3. Maddenin altıncı fıkrasında, atıksu altyapı sistemlerini kullanan ve/veya kullanacakların, bağlantı sistemlerinin olup olmadığına bakılmaksızın, arıtma sistemlerinden sorumlu yönetimlerin yapacağı her türlü yatırım, işletme, bakım, onarım, ıslah ve temizleme harcamalarının tamamına kirlilik yükü ve atıksu miktarı oranında katılmak zorunda oldukları, bu hizmetlerden yararlananlardan, belediye meclisince ve bu maddede sorumluluk verilen diğer idarelerce belirlenecek tarifeye göre atıksu toplama, arıtma ve bertaraf ücreti alınacağı düzenlenmiştir. Bu fıkra uyarınca tahsil edilen ücretler, atıksu ile ilgili hizmetler dışında kullanılamaz.

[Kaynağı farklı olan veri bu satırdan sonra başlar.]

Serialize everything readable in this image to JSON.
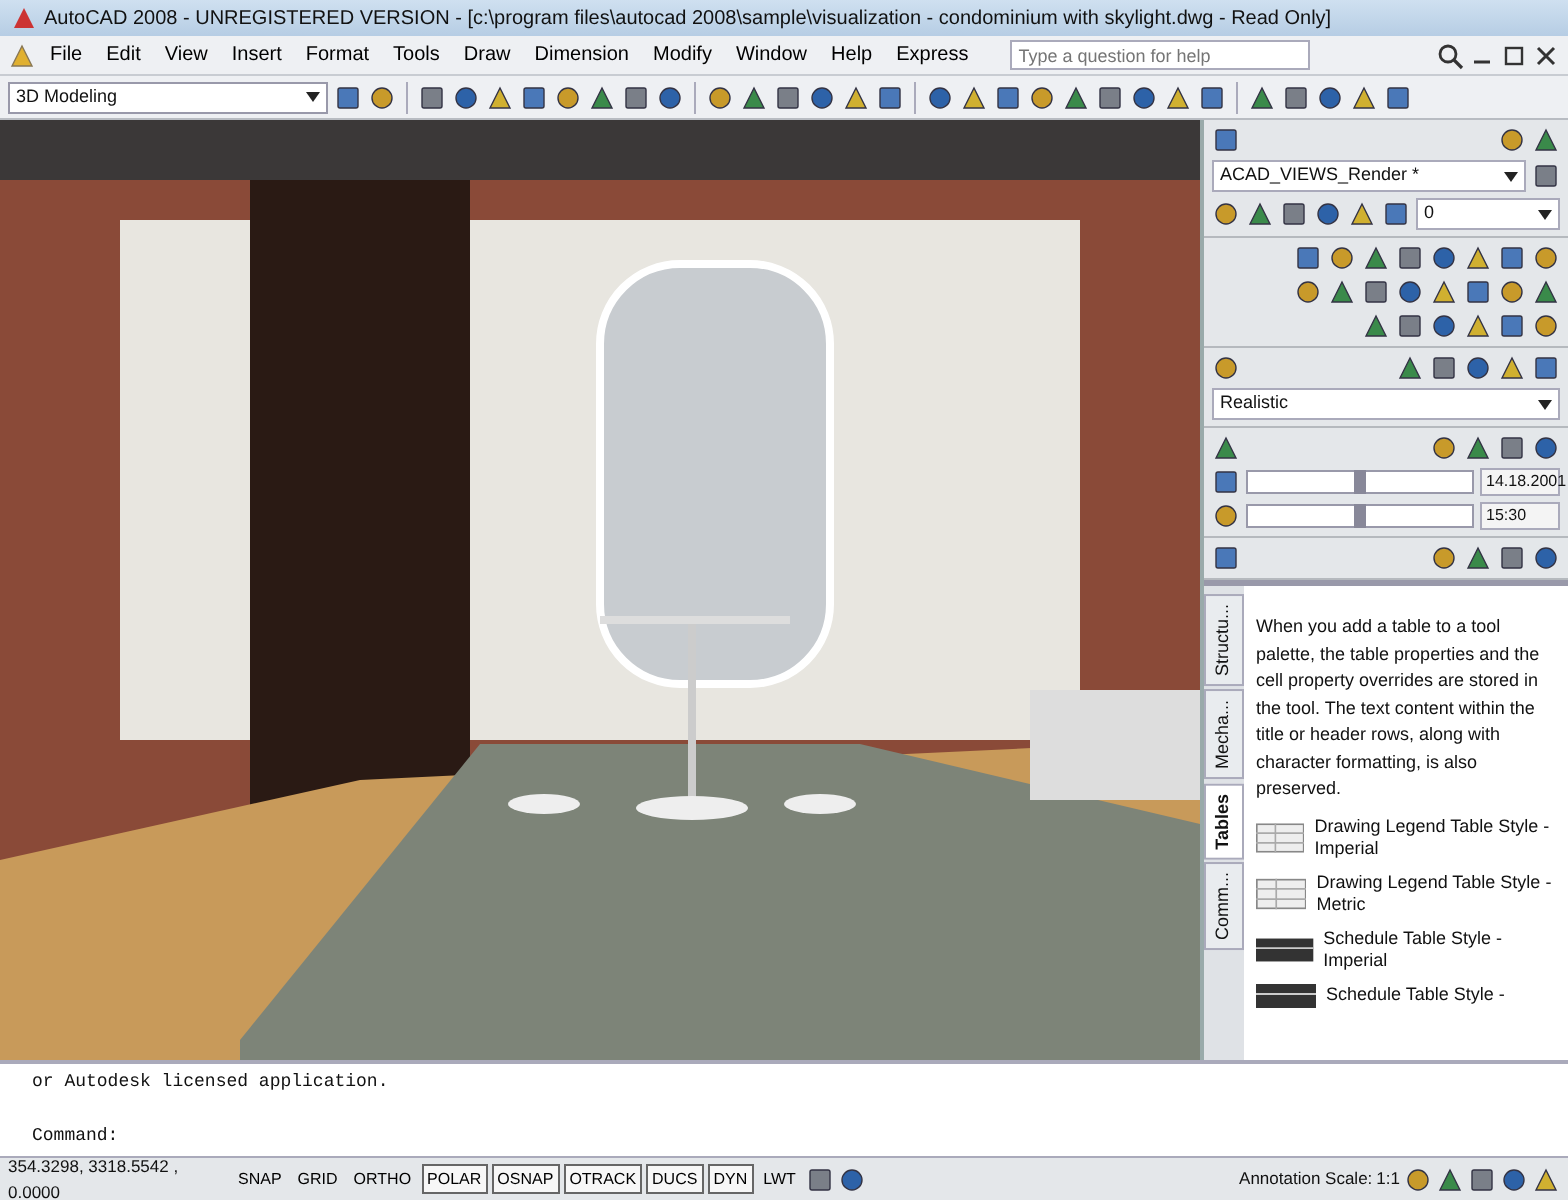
{
  "window": {
    "title": "AutoCAD 2008 - UNREGISTERED VERSION - [c:\\program files\\autocad 2008\\sample\\visualization - condominium with skylight.dwg - Read Only]"
  },
  "menu": [
    "File",
    "Edit",
    "View",
    "Insert",
    "Format",
    "Tools",
    "Draw",
    "Dimension",
    "Modify",
    "Window",
    "Help",
    "Express"
  ],
  "help_search": {
    "placeholder": "Type a question for help"
  },
  "toolbar": {
    "workspace": "3D Modeling"
  },
  "dashboard": {
    "view": "ACAD_VIEWS_Render *",
    "layer": "0",
    "visual_style": "Realistic",
    "sun_date": {
      "level": 0.5,
      "reading": "14.18.2001"
    },
    "sun_time": {
      "level": 0.5,
      "reading": "15:30"
    }
  },
  "palette": {
    "tabs": [
      {
        "label": "Structu...",
        "selected": false
      },
      {
        "label": "Mecha...",
        "selected": false
      },
      {
        "label": "Tables",
        "selected": true
      },
      {
        "label": "Comm...",
        "selected": false
      }
    ],
    "description": "When you add a table to a tool palette, the table properties and the cell property overrides are stored in the tool. The text content within the title or header rows, along with character formatting, is also preserved.",
    "items": [
      {
        "label": "Drawing Legend Table Style - Imperial",
        "kind": "legend"
      },
      {
        "label": "Drawing Legend Table Style - Metric",
        "kind": "legend"
      },
      {
        "label": "Schedule Table Style - Imperial",
        "kind": "schedule"
      },
      {
        "label": "Schedule Table Style -",
        "kind": "schedule"
      }
    ]
  },
  "command_line": {
    "history": [
      "or Autodesk licensed application."
    ],
    "prompt": "Command:"
  },
  "status_bar": {
    "coordinates": "354.3298, 3318.5542 , 0.0000",
    "toggles": [
      {
        "label": "SNAP",
        "on": false
      },
      {
        "label": "GRID",
        "on": false
      },
      {
        "label": "ORTHO",
        "on": false
      },
      {
        "label": "POLAR",
        "on": true
      },
      {
        "label": "OSNAP",
        "on": true
      },
      {
        "label": "OTRACK",
        "on": true
      },
      {
        "label": "DUCS",
        "on": true
      },
      {
        "label": "DYN",
        "on": true
      },
      {
        "label": "LWT",
        "on": false
      }
    ],
    "annotation_label": "Annotation Scale:",
    "annotation_scale": "1:1"
  }
}
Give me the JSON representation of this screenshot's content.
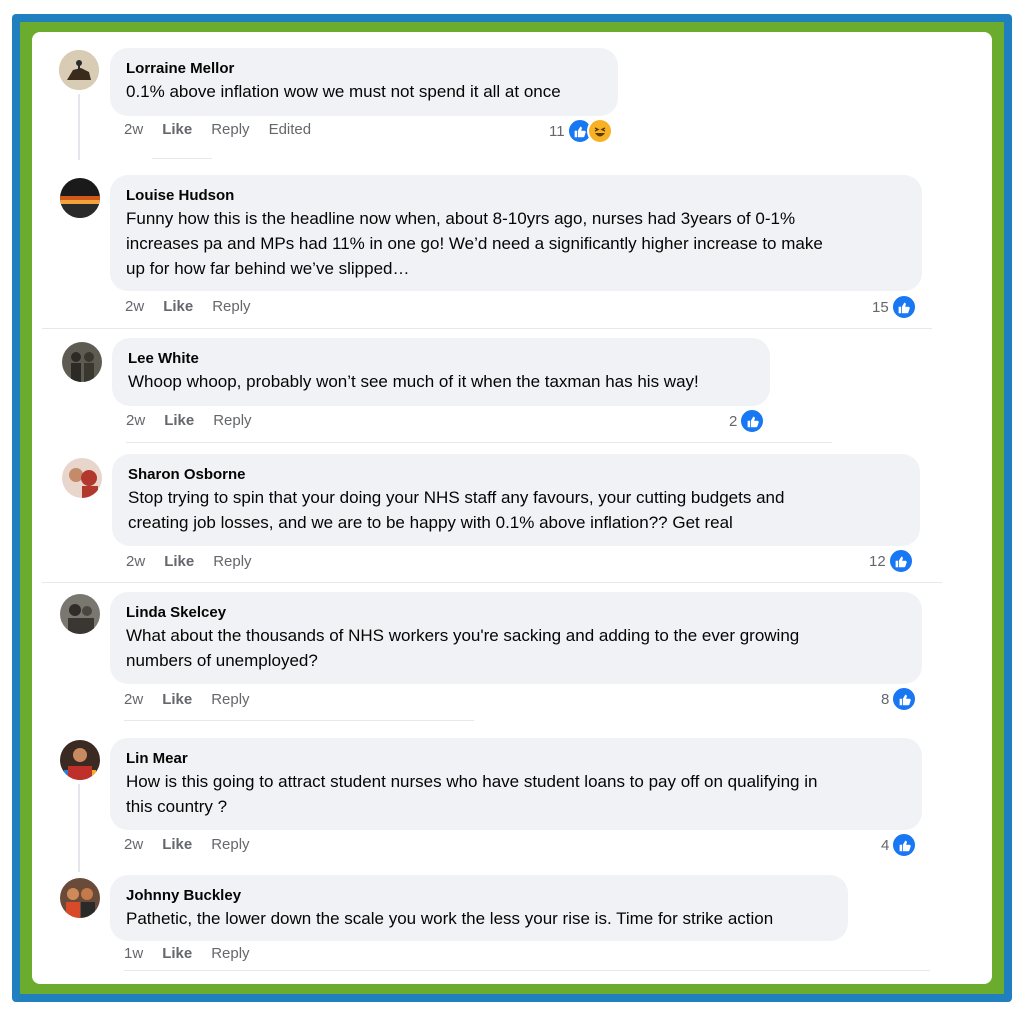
{
  "comments": [
    {
      "author": "Lorraine Mellor",
      "lines": [
        "0.1% above inflation wow we must not spend it all at once"
      ],
      "time": "2w",
      "like": "Like",
      "reply": "Reply",
      "edited": "Edited",
      "reactions": "11",
      "reaction_icons": [
        "like-icon",
        "haha-icon"
      ]
    },
    {
      "author": "Louise Hudson",
      "lines": [
        "Funny how this is the headline now when, about 8-10yrs ago, nurses had 3years of 0-1%",
        "increases pa and MPs had 11% in one go! We’d need a significantly higher increase to make",
        "up for how far behind we’ve slipped…"
      ],
      "time": "2w",
      "like": "Like",
      "reply": "Reply",
      "reactions": "15",
      "reaction_icons": [
        "like-icon"
      ]
    },
    {
      "author": "Lee White",
      "lines": [
        "Whoop whoop, probably won’t see much of it when the taxman has his way!"
      ],
      "time": "2w",
      "like": "Like",
      "reply": "Reply",
      "reactions": "2",
      "reaction_icons": [
        "like-icon"
      ]
    },
    {
      "author": "Sharon Osborne",
      "lines": [
        "Stop trying to spin that your doing your NHS staff any favours, your cutting budgets and",
        "creating job losses, and we are to be happy with 0.1% above inflation?? Get real"
      ],
      "time": "2w",
      "like": "Like",
      "reply": "Reply",
      "reactions": "12",
      "reaction_icons": [
        "like-icon"
      ]
    },
    {
      "author": "Linda Skelcey",
      "lines": [
        "What about the thousands of NHS workers you're sacking and adding to the ever growing",
        "numbers of unemployed?"
      ],
      "time": "2w",
      "like": "Like",
      "reply": "Reply",
      "reactions": "8",
      "reaction_icons": [
        "like-icon"
      ]
    },
    {
      "author": "Lin Mear",
      "lines": [
        "How is this going to attract student nurses who have student loans to pay off on qualifying in",
        "this country ?"
      ],
      "time": "2w",
      "like": "Like",
      "reply": "Reply",
      "reactions": "4",
      "reaction_icons": [
        "like-icon"
      ]
    },
    {
      "author": "Johnny Buckley",
      "lines": [
        "Pathetic, the lower down the scale you work the less your rise is. Time for strike action"
      ],
      "time": "1w",
      "like": "Like",
      "reply": "Reply"
    }
  ],
  "colors": {
    "frame_blue": "#1f7fbf",
    "frame_green": "#6bac2e",
    "bubble": "#f0f2f5",
    "like_blue": "#1877f2",
    "meta_gray": "#65676b"
  }
}
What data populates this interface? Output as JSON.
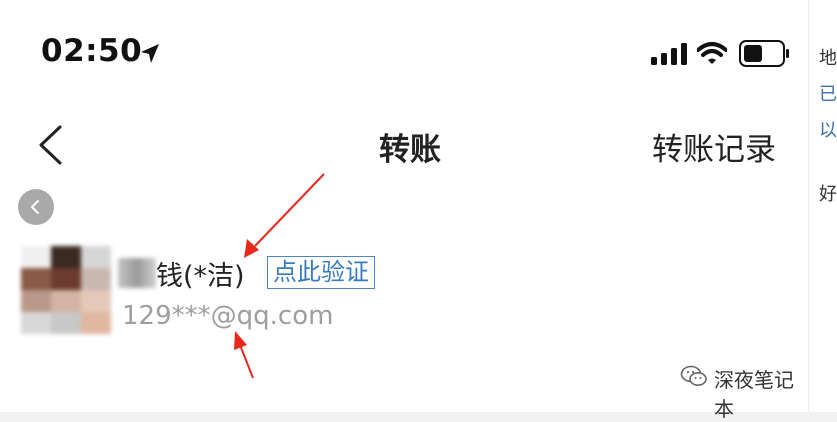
{
  "status_bar": {
    "time": "02:50"
  },
  "nav": {
    "title": "转账",
    "right_action": "转账记录"
  },
  "recipient": {
    "name": "钱(*洁)",
    "verify_label": "点此验证",
    "account": "129***@qq.com"
  },
  "watermark": {
    "text": "深夜笔记本"
  },
  "right_strip": {
    "chars": [
      "地",
      "已",
      "以",
      "好"
    ]
  },
  "colors": {
    "verify_blue": "#3a7bc0",
    "arrow_red": "#e8281c",
    "account_gray": "#9e9e9e"
  },
  "icons": [
    "location-arrow-icon",
    "signal-icon",
    "wifi-icon",
    "battery-icon",
    "back-chevron-icon",
    "floating-back-icon",
    "wechat-icon"
  ]
}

4. 2782 sayılı Kanun'un atıksuların arıtılması ve tahliyesiyle görevli kıldığı belediyelerin yerine getirmekle yükümlü bulundukları kamu hizmetlerinin gerektirdiği harcamaların karşılığını oluşturan ve büyük bir bölümü kamu hukukuna dayalı olan gelir kaynakları, 2464 sayılı Belediye Gelirleri Kanunu’nda sayılmıştır. Ağırlıklı olarak bu gelir kaynakları, ilan ve reklam vergisi (md.12), eğlence vergisi (md.17), haberleşme vergisi (md.29) elektrik ve havagazı tüketim vergisi (md.34) gibi çeşitli vergilerden; ikinci kısımda düzenlenen belediye harçlarından ve üçüncü kısımda düzenlenen harcamalara katılma paylarından oluşmaktadır. “Ücrete tabi işler” başlıklı 97 nci maddede ve ayrıca “Müze giriş ücretleri ile madenlerden belediyelere pay” başlıklı mükerrer 97 nci maddede, belediyelerin gelir elde edecekleri diğer kaynaklar düzenlenmiştir. Buna göre “Belediyeler bu Kanunda harç veya katılma payı konusu yapılmayan ve ilgililerin isteğine bağlı olarak ifa edecekleri her türlü hizmet ve belediye mücavir alan sınırları içerisinde yer altı sularından kamu ve özel kişiler tarafından elde edilen kullanma ve sanayi suları için belediye meclislerince düzenlenecek tarifelere göre ücret almaya yetkilidir. Belediyeye tekel olarak verilmiş işler kendi özel hükümlerine tabidir”.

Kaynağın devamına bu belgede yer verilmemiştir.